Lucille explained that there was only one sure way to be saved and that was for Annie to confess what she knew to a court of law.  Lucille warned her of the sad fate that awaited her if she ever decided to see the “blackheart” again.  She told Annie that she needed to tell the whole truth about her association with Alonzo Pattmore to a mysterious man who has secretly been following her.  “He has great power, and if you follow his counsel he can save you from harm,” Lucille added.

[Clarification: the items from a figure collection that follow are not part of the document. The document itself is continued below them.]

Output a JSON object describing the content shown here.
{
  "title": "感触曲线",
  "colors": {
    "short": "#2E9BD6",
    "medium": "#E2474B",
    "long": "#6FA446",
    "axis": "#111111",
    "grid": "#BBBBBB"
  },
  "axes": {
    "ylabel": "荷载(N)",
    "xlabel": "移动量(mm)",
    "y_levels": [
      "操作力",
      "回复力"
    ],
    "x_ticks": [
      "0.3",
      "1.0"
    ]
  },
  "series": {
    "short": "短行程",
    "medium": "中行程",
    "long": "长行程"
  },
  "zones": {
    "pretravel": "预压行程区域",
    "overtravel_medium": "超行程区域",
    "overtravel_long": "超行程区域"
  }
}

When the session with the fortune teller had ended Annie left the office still crying over what had transpired.  Allan Pinkerton approached her on the street and introduced himself as the one who had been keeping an eye on her.  Annie recognized him immediately as the one Lucille spoke of and didn’t hesitate to accompany him to his office.  Through broken tears Annie told Pinkerton the whole truth about her difficulties.  Her story began with how happy she was when she and Henry first married.  She was lonely during his long voyages at sea and it was during one of those lonely, vulnerable times that she met Pattmore.  Pattmore was lonely too and despondent over what to do about his wife.  He felt he was wasting his life with a woman he didn’t really love.  Annie and Pattmore had an affair and she became pregnant.  Shortly after the pregnancy was terminated, Pattmore convinced Annie they needed to kill all those who stood in the way of them being happy.  He would kill his wife and Annie was to do away with her brother.

Annie was broken hearted over her actions and begged for forgiveness.  Captain Sumner had no intentions of pressing charges against his sister, but Pattmore was in danger of being charged with murder.  Pinkerton released Annie into Captain Sumner’s custody and promised all would go well for her if she stayed and devoted herself to change.  

Physicians in Ohio found large traces of poison in Mrs. Pattmore’s bowels.  Pattmore was arrest, tried, and found guilty of murder.  He was sentenced to ten year in prison.

Henry Thayer returned home to Annie and they reconciled.  The couple had two children and eventually moved to China where Henry became a partner in a wealthy shipping firm.  Captain Sumner kept Pinkerton apprised of his sister’s remarkable reversal of fortune and sited the skilled operatives at the Pinkerton Detective Agency with the happy ending.  

The case of the murderer and the fortune teller was the last known case Kate Warne worked.  She died on January 28, 1868.  Historians such as Daniel Stashower believed she succumbed to a “lingering illness.”  News of her passing was covered in newspapers from Pennsylvania to France.  According to the March 21, 1868, edition of the Philadelphia Press, Kate was not a member of any church, but she was “buried with all the Christian graces.”  The article praised her strength and devotion to her job.  “She was quick to perceive and prompt to act; she proved that females are useful in a sphere to which the wants of society have long been loath to assign them,” the Philadelphia Press report noted.  “As she lived, so she died, a fearless, pure, and devoted woman.”  

Kate is buried at the Graceland Cemetery in Chicago alongside other Pinkerton operatives.